I am very much grateful to one of my lab mate, Sinchan Ghosh (CSIR-JRF) for helping me in preparing this site. 

Now, coming to the point of R software, it was begun in the 1990s by Robert Gentleman and Ross Ihaka of the Statistics Department of the University of Auckland. Nearly 20 senior statisticians provide the core development group of the R language, including the primary developer of the original §language, John Chambers, of Bell Labs. It contains a large, coherent, integrated collection of intermediate tools for data analysis. The software is FREE and can be downloaded from  http://www.r-project.org/  or you can download from . The versatility of this software is that it can be used in every domain and the coding structure in this software is quite easy rather than the others. Moreover, R software is used not only for coding purpose, you can also prepare any manuscript or prepare any sorts of presentation in this software. R markdown will help in this case. The major yardstick of the software is the R packages. Basically, Packages are collections of R functions, data, and compiled code in a well-defined format.
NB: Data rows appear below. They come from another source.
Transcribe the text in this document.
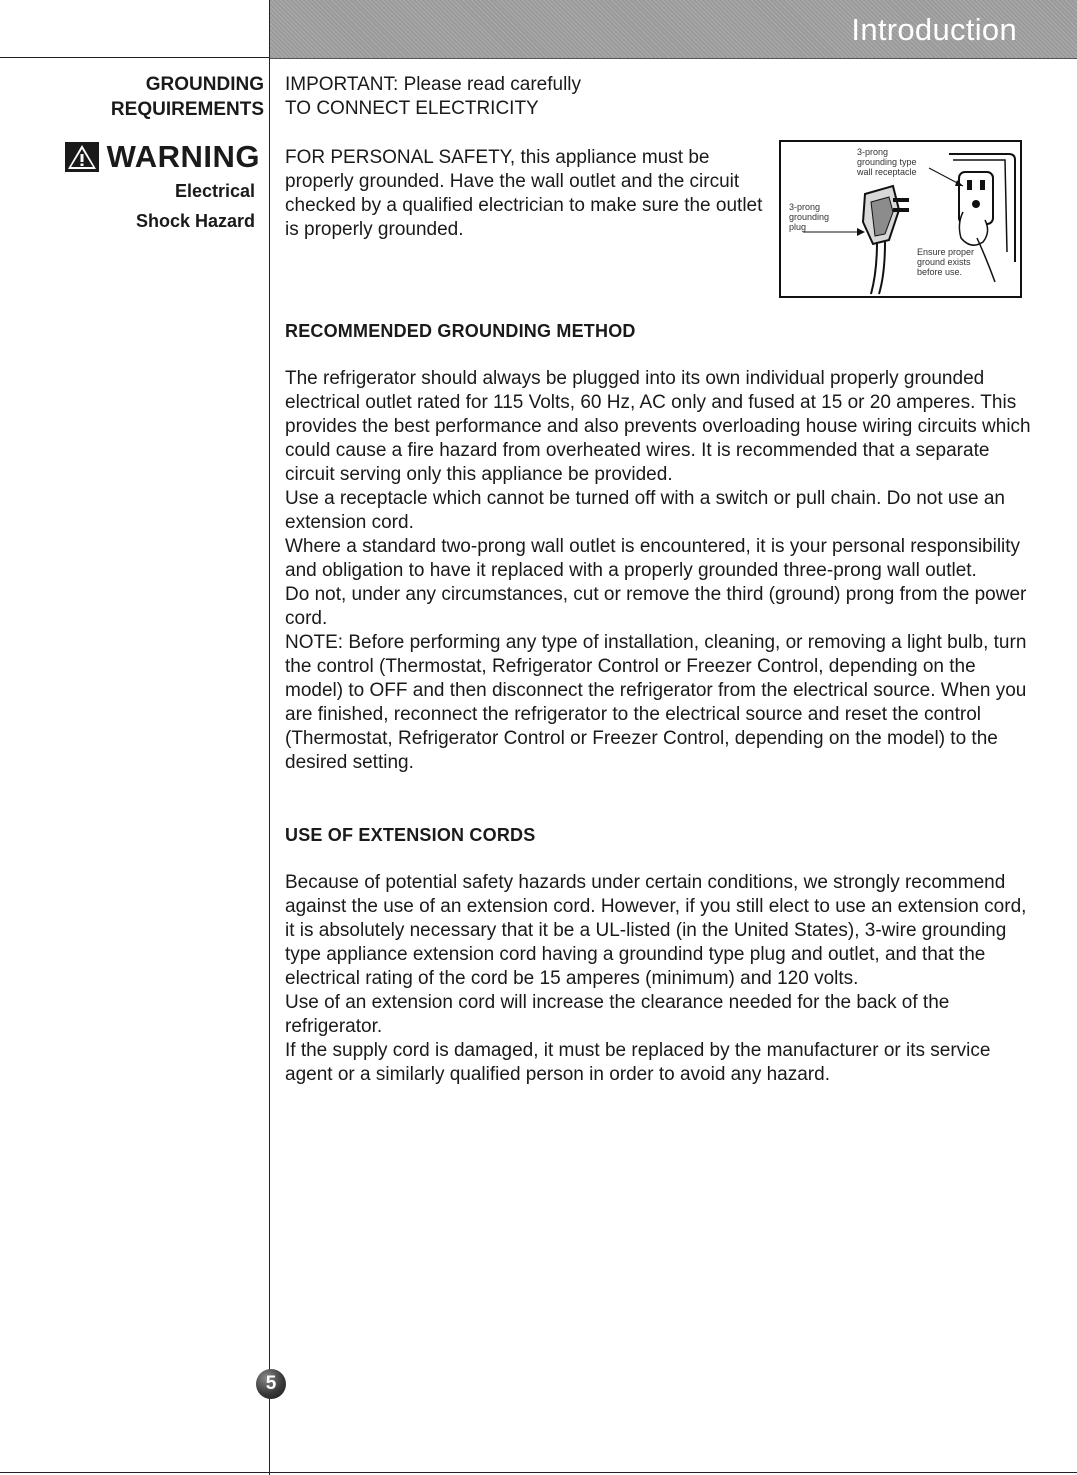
Introduction
GROUNDING
REQUIREMENTS
WARNING
Electrical
Shock Hazard
IMPORTANT: Please read carefully
TO CONNECT ELECTRICITY
FOR PERSONAL SAFETY, this appliance must be properly grounded. Have the wall outlet and the circuit checked by a qualified electrician to make sure the outlet is properly grounded.
3-prong
grounding type
wall receptacle
3-prong
grounding
plug
Ensure proper
ground exists
before use.
RECOMMENDED GROUNDING METHOD

The refrigerator should always be plugged into its own individual properly grounded electrical outlet rated for 115 Volts, 60 Hz, AC only and fused at 15 or 20 amperes. This provides the best performance and also prevents overloading house wiring circuits which could cause a fire hazard from overheated wires. It is recommended that a separate circuit serving only this appliance be provided.

Use a receptacle which cannot be turned off with a switch or pull chain. Do not use an extension cord.

Where a standard two-prong wall outlet is encountered, it is your personal responsibility and obligation to have it replaced with a properly grounded three-prong wall outlet.

Do not, under any circumstances, cut or remove the third (ground) prong from the power cord.

NOTE: Before performing any type of installation, cleaning, or removing a light bulb, turn the control (Thermostat, Refrigerator Control or Freezer Control, depending on the model) to OFF and then disconnect the refrigerator from the electrical source. When you are finished, reconnect the refrigerator to the electrical source and reset the control (Thermostat, Refrigerator Control or Freezer Control, depending on the model) to the desired setting.

USE OF EXTENSION CORDS

Because of potential safety hazards under certain conditions, we strongly recommend against the use of an extension cord. However, if you still elect to use an extension cord, it is absolutely necessary that it be a UL-listed (in the United States), 3-wire grounding type appliance extension cord having a groundind type plug and outlet, and that the electrical rating of the cord be 15 amperes (minimum) and 120 volts.

Use of an extension cord will increase the clearance needed for the back of the refrigerator.

If the supply cord is damaged, it must be replaced by the manufacturer or its service agent or a similarly qualified person in order to avoid any hazard.

5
The directory where packages are stored is called the library. Currently, the CRAN package repository features 10964 available packages.https://cran.r-project.org/web/packages/. To install packages type install.packages(pkgs, dependencies=TRUE) in the console.
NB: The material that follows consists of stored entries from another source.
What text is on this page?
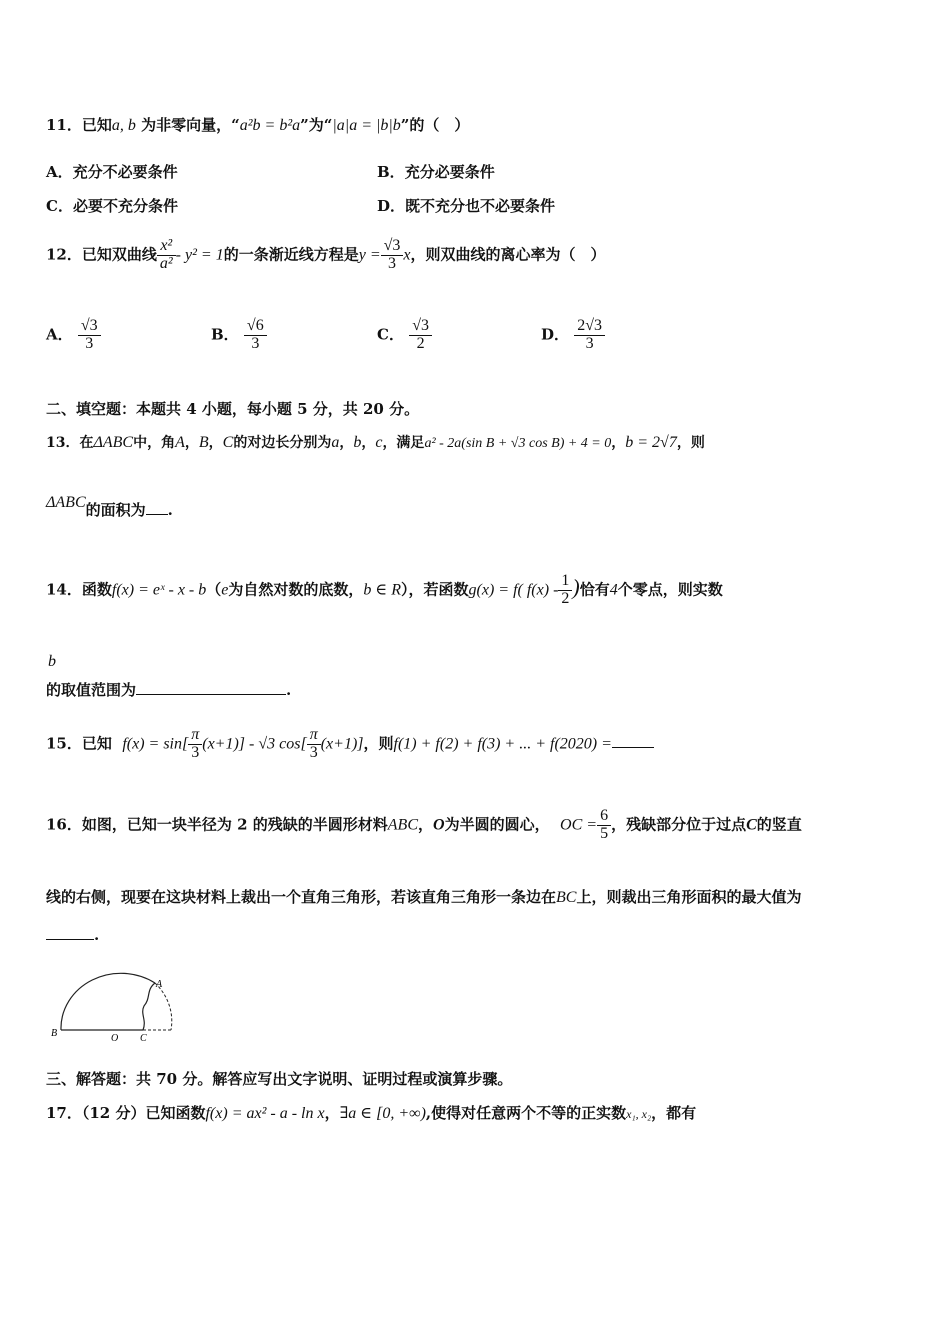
11．已知a, b 为非零向量，“a²b = b²a”为“|a|a = |b|b”的（　）
A．充分不必要条件	B．充分必要条件
C．必要不充分条件	D．既不充分也不必要条件
12．已知双曲线 $\frac{\text{x²}}{\text{a²}} - y^2 = 1$的一条渐近线方程是$y = \frac{√3}{3}$ x，则双曲线的离心率为（　）
A． $\frac{√3}{3}$	B． $\frac{√6}{3}$	C． $\frac{√3}{2}$	D． $\frac{2√3}{3}$
二、填空题：本题共 4 小题，每小题 5 分，共 20 分。
13．在ΔABC中，角A，B，C的对边长分别为a，b，c，满足a² - 2a(sin B + √3 cos B) + 4 = 0，b = 2√7，则
ΔABC的面积为 .
14．函数f(x) = eˣ - x - b（e为自然对数的底数，b ∈ R），若函数g(x) = f( $f(x) - \frac{1}{2}$ )恰有4个零点，则实数
b
的取值范围为	.
15．已知 $f(x) = \sin[ \frac{\pi}{3} (x+1)] - √3$ $\cos[ \frac{\pi}{3} (x+1)]$，则f(1) + f(2) + f(3) + ... + f(2020) =
16．如图，已知一块半径为 2 的残缺的半圆形材料ABC，O为半圆的圆心， OC = $\frac{6}{5}$ ，残缺部分位于过点C的竖直
线的右侧，现要在这块材料上裁出一个直角三角形，若该直角三角形一条边在BC上，则裁出三角形面积的最大值为
.
A
B	O C
三、解答题：共 70 分。解答应写出文字说明、证明过程或演算步骤。
17．（12 分）已知函数f(x) = ax² - a - ln x，∃a ∈ [0, +∞),使得对任意两个不等的正实数x₁, x₂，都有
In most of my research work i have used this software. Moreover, for any sorts of discrepancy do not hesitate to contact me. The contact details is provided in my home page. Don't worry this page will be update as per your needs. 

References:

Course Materials:

Introduction to R programming


x = 2 ### storing a particular value

##### To run any code use "Ctrl + Enter" togetherly from your key board.

print(x) #### Print that value

x

y = 7

print(y)

y

###### Some Fundamental operations ###


z1 = x+y ### Addition of two numbers

z1

z2 = x-y ### Subtraction of two numbers

z2

z3 = x*y; z3 ### Multiplication of two numbers

z4 = x/y; z4 #### Division of two numbers


##### Storing of more than one numbers and perform the same operation as mentioned above


### Vector creation


x1 = c(3, 5, 2, 6) ##### 4 numbers are stored here and c stands for concatenation

length(x1) ##### Check that how many numbers are present there

y1 = c(10, 5, 3, 9) 

length(y1)


#### Repeat the same process  


a = x1 + y1; a

e = sum(x1, y1); e #### Using R command we can also compute the summation

b = x1 - y1; b

c = x1*y1; c

d = x1/y1; d


#### Sequence of number generation 


#### There are two ways of number generation. 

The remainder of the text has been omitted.